Background

Gene fusions are hybrid genes formed when two discrete genes are incorrectly joined together. Gene fusions are found to play roles in tumorigenesis. For example, the fusion gene BCR-ABL translates into an abnormal tyrosine kinase that accelerates development of chronic myelogenous leukemia [1]. A network is a relational representation of nodes (e.g., genes) with edges, and is a useful approach to explore biological interactions among many related nodes. Network analysis of gene fusions in cancer would aid the exploration of gene fusion occurrence and association with tumorigenesis. Hoglund et al [2] performed an initial investigation of gene fusions network after collecting 291 tumorigenesis related gene fusions from the Mitelman database in 2006. Since then, gene fusion data has exponentially increased. There is no current and comprehensive cancer-related gene fusion network to assist in targeting cancer-associated genes.

Materials and methods

We mined three public databases for cancer-related gene fusion sequences, and one database for fusions records from cancer studies, transcriptome analysis, and genetic disorders. Specifically, we processed each dataset by removing incomplete entries and then extracted gene-fusion pairs. Genes serve as the nodes in the network and each fusion pair is joined by an edge. Repeating pairs were represented once. We used Cytoscape to build five networks: one for each dataset and the fifth that encompasses all datasets.
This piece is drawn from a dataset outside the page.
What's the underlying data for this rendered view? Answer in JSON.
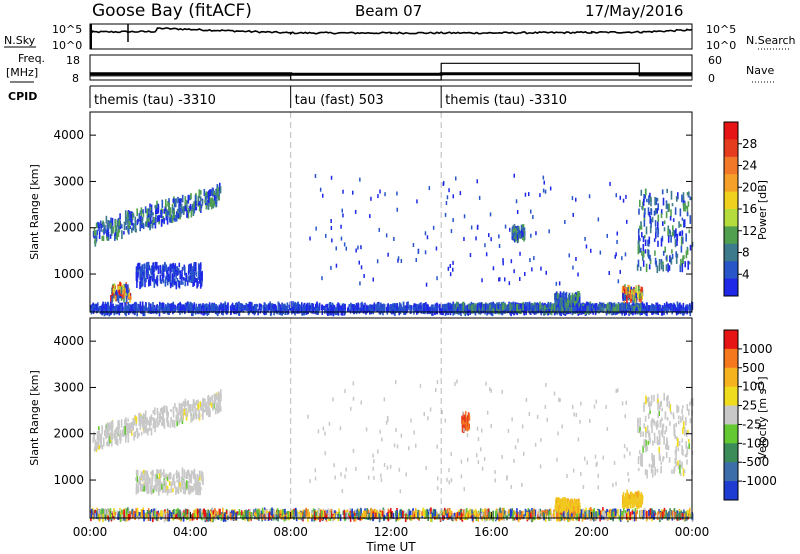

We graphed the occurrence of degree in each single dataset network to determine an empirical definition for hub genes.

Results

The comprehensive network includes 9852 genes, displays 12,791 relationships, and highlights 1248 hub genes. The network highlights genes such as MLL and MALAT1, both of which have roles in tumorigenesis. The network also highlights genes such as WDR74 and COL1A1, which are not much studied.

Conclusions

This preliminary network analysis provides interesting features of tumorigenesis-related fusions. Further systematic analysis of gene fusion networks may aid researchers to better understand cancer gene fusions and test novel fusions in specific types of cancer.